Medicare
Mandates Reporting of SSN
Numbers
June
26, 2009
Beginning
January 1, 2009, insurers or TPAs for group health
plans, and plan administrators or fiduciaries of
self-insured and self-administered group health
plans (also known as "responsible reporting
entities" (RREs) will be required to gather
information from plan sponsors and plan
participants to help CMS identify situations in
which the group health plans are (or have been)
primary to Medicare and to report that information
to CMS. Extensive guidance about how and when to
comply with the Section 111 reporting requirements
appears on a dedicated CMS
website.
A
group health plan's RRE is required to provide
information to CMS for all individuals meeting the
definition of an "active covered individual." For
reporting purposes, CMS has defined "active
covered individuals" to include all individuals
covered in a group health plan who:
- effective
January 1, 2009 through December 31, 2010, are
ages 55 through age 64 with coverage based on
their own or a family member's current
employment status (effective January 1, 2011,
age 55 will be reduced to age 45;
- are
age 65 and older with coverage based on their
own or a spouse's current employment status;
- have
been receiving kidney dialysis or have received
a kidney transplant, regardless of their own or
a family member's current employment status; or
- are
under age 55 (effective January 1, 2011, age 55
will be reduced to age 45); are known to be
entitled to Medicare, and have coverage in the
plan based on their own or a family member's
current employment status.
CMS
has indicated that RREs need not include health
FSAs when reporting to CMS. HSAs are not required
to be reported either, so long as Medicare
beneficiaries may not make a current-year
contribution to an HSA and did not contribute to
an HSA during any time that they were Medicare
beneficiaries. Stand-alone dental, vision care,
behavioral and mental health care group health
plan coverage also need not be reported. HRAs are
considered to be group health plans for MSP
purposes, but RREs are not to report HRA coverage
information until the fourth quarter of 2010
(October - December 2010).
RREs
must also obtain Social Security Numbers (SSNs)
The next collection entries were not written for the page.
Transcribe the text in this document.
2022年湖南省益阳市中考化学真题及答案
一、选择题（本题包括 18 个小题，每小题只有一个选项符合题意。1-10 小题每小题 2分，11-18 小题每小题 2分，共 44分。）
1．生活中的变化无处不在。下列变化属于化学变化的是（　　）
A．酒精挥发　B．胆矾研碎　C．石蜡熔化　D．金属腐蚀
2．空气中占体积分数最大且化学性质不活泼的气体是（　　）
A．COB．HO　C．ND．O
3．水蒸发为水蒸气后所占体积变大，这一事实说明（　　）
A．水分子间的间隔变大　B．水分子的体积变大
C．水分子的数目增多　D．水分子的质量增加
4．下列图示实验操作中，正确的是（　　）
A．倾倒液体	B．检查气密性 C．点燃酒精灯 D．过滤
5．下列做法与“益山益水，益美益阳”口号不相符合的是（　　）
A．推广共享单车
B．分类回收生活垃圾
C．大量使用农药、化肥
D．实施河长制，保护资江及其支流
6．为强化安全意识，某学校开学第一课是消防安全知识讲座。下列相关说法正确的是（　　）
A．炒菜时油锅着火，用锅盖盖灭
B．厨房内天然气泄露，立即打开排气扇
for all spouses and other family members who are
active covered individuals, in addition to having
SSNs for the employed individuals. The deadline
for submitting records with Social Security
numbers for spouses and other family members whose
initial date of coverage was prior to January 1,
2009 has been extended by one year (i.e., until
the RRE's file submission in the first quarter of
2011).
An
implementation timeline available on CMS's website
for the MSP reporting provisions shows the dates
for RREs to register with CMS. Registrations with
CMS were scheduled for October 2008 for group
health plans that already have VDSAs and VDEAs
with CMS. Testing of that process was scheduled to
continue through year-end. Registrations for ?new?
group health plans (plans that did not previously
have a VDSA or VDEA) were scheduled for April 2009
and will be handled via a secure COB
website.
Entities that
fail to comply with the mandatory reporting
requirements are subject to a civil monetary
penalty of $1,000 for each day of noncompliance
for each individual whose information should have
been submitted. This fine is in addition to any
other penalties prescribed by law and any
potential claims under the MSP regulations (e.g.,
a claim by Medicare that the group health plan
should have paid primary to Medicare).